Black Beans and Fettuccine with Turkey

recipe

Yield:

Makes 6 servings

Recipe from

Nutritional Information

Calories 587
Caloriesfromfat 8.3 %
Protein 41 g
Fat 5.4 g
Satfat 0.7 g
Carbohydrate 96 g
Fiber 11 g
Sodium 914 mg
Cholesterol 47 mg

Ingredients

1 cup chopped red bell pepper
1/2 cup chopped onion
2 cloves minced garlic
1 tablespoon olive oil
3 cups fat-skimmed chicken broth
1 pound dried fettuccine
1 package (10 oz.) frozen corn kernels
2 cans (15 oz. each) black beans, rinsed and drained
3 cups bite-size pieces boned, skinned cooked turkey breast (3/4 lb.)
2 cups purchased tomato salsa
1/2 cup chopped fresh cilantro
1/2 cup lime juice
1/2 cup orange juice
Salt and pepper

Preparation

1. In an 8- to 10-quart pan over high heat, stir bell pepper, onion, garlic, and oil until onion is limp, about 5 minutes.
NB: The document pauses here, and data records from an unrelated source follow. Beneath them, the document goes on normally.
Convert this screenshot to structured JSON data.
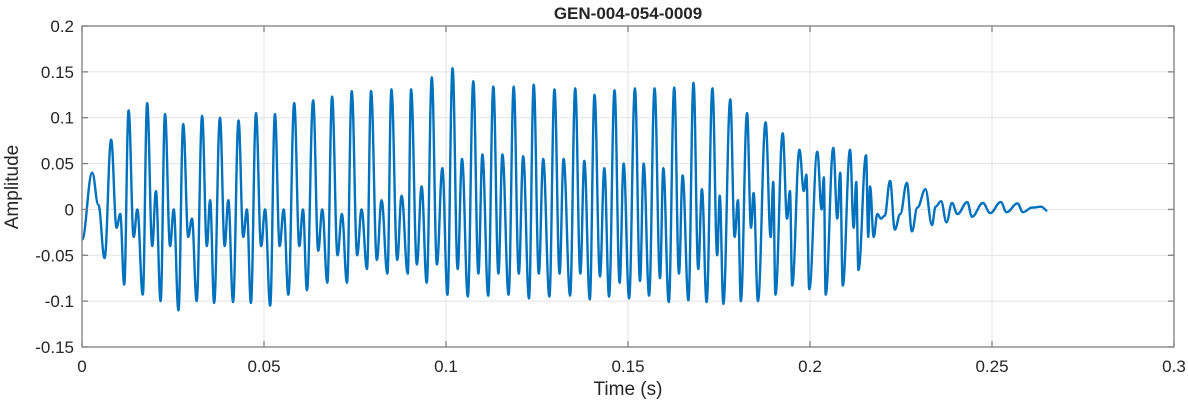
{
  "chart_data": {
    "type": "line",
    "title": "GEN-004-054-0009",
    "xlabel": "Time (s)",
    "ylabel": "Amplitude",
    "xlim": [
      0,
      0.3
    ],
    "ylim": [
      -0.15,
      0.2
    ],
    "xticks": [
      0,
      0.05,
      0.1,
      0.15,
      0.2,
      0.25,
      0.3
    ],
    "xtick_labels": [
      "0",
      "0.05",
      "0.1",
      "0.15",
      "0.2",
      "0.25",
      "0.3"
    ],
    "yticks": [
      -0.15,
      -0.1,
      -0.05,
      0,
      0.05,
      0.1,
      0.15,
      0.2
    ],
    "ytick_labels": [
      "-0.15",
      "-0.1",
      "-0.05",
      "0",
      "0.05",
      "0.1",
      "0.15",
      "0.2"
    ],
    "grid": true,
    "legend": "none",
    "line_color": "#0072BD",
    "series": [
      {
        "points": [
          [
            0,
            -0.033
          ],
          [
            0.0028,
            0.04
          ],
          [
            0.0045,
            0.005
          ],
          [
            0.0062,
            -0.053
          ],
          [
            0.008,
            0.076
          ],
          [
            0.0095,
            -0.02
          ],
          [
            0.0105,
            -0.005
          ],
          [
            0.0116,
            -0.082
          ],
          [
            0.0128,
            0.108
          ],
          [
            0.0142,
            -0.03
          ],
          [
            0.0152,
            0.0
          ],
          [
            0.0167,
            -0.093
          ],
          [
            0.0179,
            0.116
          ],
          [
            0.0193,
            -0.04
          ],
          [
            0.0203,
            0.02
          ],
          [
            0.0216,
            -0.1
          ],
          [
            0.0228,
            0.104
          ],
          [
            0.0242,
            -0.04
          ],
          [
            0.0252,
            0.0
          ],
          [
            0.0265,
            -0.11
          ],
          [
            0.0278,
            0.093
          ],
          [
            0.0292,
            -0.03
          ],
          [
            0.0302,
            -0.01
          ],
          [
            0.0315,
            -0.1
          ],
          [
            0.033,
            0.102
          ],
          [
            0.0343,
            -0.04
          ],
          [
            0.0352,
            0.01
          ],
          [
            0.0363,
            -0.102
          ],
          [
            0.0379,
            0.1
          ],
          [
            0.0392,
            -0.04
          ],
          [
            0.0402,
            0.01
          ],
          [
            0.0415,
            -0.101
          ],
          [
            0.043,
            0.097
          ],
          [
            0.0443,
            -0.03
          ],
          [
            0.0453,
            0.0
          ],
          [
            0.0464,
            -0.102
          ],
          [
            0.0478,
            0.105
          ],
          [
            0.0492,
            -0.04
          ],
          [
            0.0503,
            0.0
          ],
          [
            0.0517,
            -0.105
          ],
          [
            0.053,
            0.104
          ],
          [
            0.0543,
            -0.04
          ],
          [
            0.0554,
            0.0
          ],
          [
            0.0567,
            -0.093
          ],
          [
            0.0583,
            0.116
          ],
          [
            0.0597,
            -0.04
          ],
          [
            0.0607,
            0.0
          ],
          [
            0.0618,
            -0.088
          ],
          [
            0.0635,
            0.119
          ],
          [
            0.0649,
            -0.045
          ],
          [
            0.066,
            0.0
          ],
          [
            0.0674,
            -0.08
          ],
          [
            0.0687,
            0.123
          ],
          [
            0.0702,
            -0.05
          ],
          [
            0.0714,
            -0.005
          ],
          [
            0.0728,
            -0.08
          ],
          [
            0.0741,
            0.129
          ],
          [
            0.0756,
            -0.05
          ],
          [
            0.0768,
            0.0
          ],
          [
            0.0783,
            -0.065
          ],
          [
            0.0794,
            0.129
          ],
          [
            0.081,
            -0.055
          ],
          [
            0.0823,
            0.01
          ],
          [
            0.0839,
            -0.07
          ],
          [
            0.085,
            0.131
          ],
          [
            0.0866,
            -0.055
          ],
          [
            0.0878,
            0.015
          ],
          [
            0.0895,
            -0.07
          ],
          [
            0.0904,
            0.131
          ],
          [
            0.092,
            -0.06
          ],
          [
            0.0933,
            0.025
          ],
          [
            0.0947,
            -0.08
          ],
          [
            0.0961,
            0.144
          ],
          [
            0.0975,
            -0.06
          ],
          [
            0.099,
            0.045
          ],
          [
            0.1004,
            -0.093
          ],
          [
            0.1018,
            0.154
          ],
          [
            0.1032,
            -0.065
          ],
          [
            0.1044,
            0.055
          ],
          [
            0.106,
            -0.095
          ],
          [
            0.1075,
            0.14
          ],
          [
            0.1089,
            -0.07
          ],
          [
            0.11,
            0.06
          ],
          [
            0.1116,
            -0.094
          ],
          [
            0.113,
            0.134
          ],
          [
            0.1144,
            -0.07
          ],
          [
            0.1155,
            0.06
          ],
          [
            0.1172,
            -0.093
          ],
          [
            0.1186,
            0.134
          ],
          [
            0.12,
            -0.07
          ],
          [
            0.1212,
            0.058
          ],
          [
            0.1228,
            -0.097
          ],
          [
            0.1241,
            0.136
          ],
          [
            0.1255,
            -0.07
          ],
          [
            0.1267,
            0.055
          ],
          [
            0.1284,
            -0.095
          ],
          [
            0.1298,
            0.131
          ],
          [
            0.1312,
            -0.07
          ],
          [
            0.1323,
            0.055
          ],
          [
            0.1341,
            -0.094
          ],
          [
            0.1355,
            0.132
          ],
          [
            0.1369,
            -0.07
          ],
          [
            0.138,
            0.053
          ],
          [
            0.1395,
            -0.098
          ],
          [
            0.1408,
            0.125
          ],
          [
            0.1423,
            -0.073
          ],
          [
            0.1435,
            0.045
          ],
          [
            0.1448,
            -0.095
          ],
          [
            0.1463,
            0.13
          ],
          [
            0.1477,
            -0.08
          ],
          [
            0.1488,
            0.05
          ],
          [
            0.1503,
            -0.097
          ],
          [
            0.1519,
            0.132
          ],
          [
            0.1533,
            -0.078
          ],
          [
            0.1543,
            0.05
          ],
          [
            0.1558,
            -0.094
          ],
          [
            0.1573,
            0.132
          ],
          [
            0.1588,
            -0.075
          ],
          [
            0.1597,
            0.045
          ],
          [
            0.1612,
            -0.101
          ],
          [
            0.1627,
            0.133
          ],
          [
            0.164,
            -0.07
          ],
          [
            0.165,
            0.037
          ],
          [
            0.1666,
            -0.099
          ],
          [
            0.168,
            0.138
          ],
          [
            0.1693,
            -0.065
          ],
          [
            0.1703,
            0.022
          ],
          [
            0.1716,
            -0.101
          ],
          [
            0.1732,
            0.132
          ],
          [
            0.1745,
            -0.05
          ],
          [
            0.1752,
            0.015
          ],
          [
            0.1762,
            -0.103
          ],
          [
            0.1781,
            0.12
          ],
          [
            0.1793,
            -0.03
          ],
          [
            0.1802,
            0.01
          ],
          [
            0.181,
            -0.1
          ],
          [
            0.1827,
            0.105
          ],
          [
            0.1838,
            -0.02
          ],
          [
            0.1845,
            0.018
          ],
          [
            0.1857,
            -0.1
          ],
          [
            0.1878,
            0.095
          ],
          [
            0.1892,
            -0.03
          ],
          [
            0.1899,
            0.03
          ],
          [
            0.1905,
            -0.093
          ],
          [
            0.1925,
            0.083
          ],
          [
            0.1937,
            -0.01
          ],
          [
            0.1945,
            0.02
          ],
          [
            0.1951,
            -0.083
          ],
          [
            0.1971,
            0.065
          ],
          [
            0.1983,
            0.02
          ],
          [
            0.199,
            0.038
          ],
          [
            0.1998,
            -0.087
          ],
          [
            0.202,
            0.063
          ],
          [
            0.2032,
            0.0
          ],
          [
            0.2038,
            0.035
          ],
          [
            0.2043,
            -0.093
          ],
          [
            0.2064,
            0.067
          ],
          [
            0.2075,
            -0.01
          ],
          [
            0.2083,
            0.04
          ],
          [
            0.209,
            -0.083
          ],
          [
            0.211,
            0.065
          ],
          [
            0.212,
            -0.02
          ],
          [
            0.2127,
            0.03
          ],
          [
            0.2133,
            -0.066
          ],
          [
            0.2154,
            0.059
          ],
          [
            0.216,
            -0.03
          ],
          [
            0.2165,
            0.025
          ],
          [
            0.2175,
            -0.03
          ],
          [
            0.2185,
            -0.005
          ],
          [
            0.2195,
            -0.01
          ],
          [
            0.2205,
            -0.007
          ],
          [
            0.222,
            0.031
          ],
          [
            0.2233,
            -0.022
          ],
          [
            0.2248,
            -0.005
          ],
          [
            0.2266,
            0.029
          ],
          [
            0.228,
            -0.024
          ],
          [
            0.2295,
            0.002
          ],
          [
            0.2317,
            0.022
          ],
          [
            0.2335,
            -0.017
          ],
          [
            0.2345,
            0.003
          ],
          [
            0.236,
            0.009
          ],
          [
            0.2375,
            -0.014
          ],
          [
            0.239,
            0.007
          ],
          [
            0.2405,
            -0.005
          ],
          [
            0.2432,
            0.008
          ],
          [
            0.2445,
            -0.008
          ],
          [
            0.2475,
            0.007
          ],
          [
            0.2495,
            -0.004
          ],
          [
            0.2524,
            0.008
          ],
          [
            0.254,
            -0.003
          ],
          [
            0.257,
            0.0065
          ],
          [
            0.2585,
            -0.003
          ],
          [
            0.261,
            0.002
          ],
          [
            0.2635,
            0.003
          ],
          [
            0.2652,
            -0.0015
          ]
        ]
      }
    ]
  }
}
Add broth, 1 cup water, and fettuccine. Stir often until pasta is just firm to bite, 8 to 10 minutes.

2. Add corn, beans, turkey, and salsa. Stir until soup is simmering, about 3 minutes. Mix in cilantro, lime juice, and orange juice. Ladle into bowls and add salt and pepper to taste.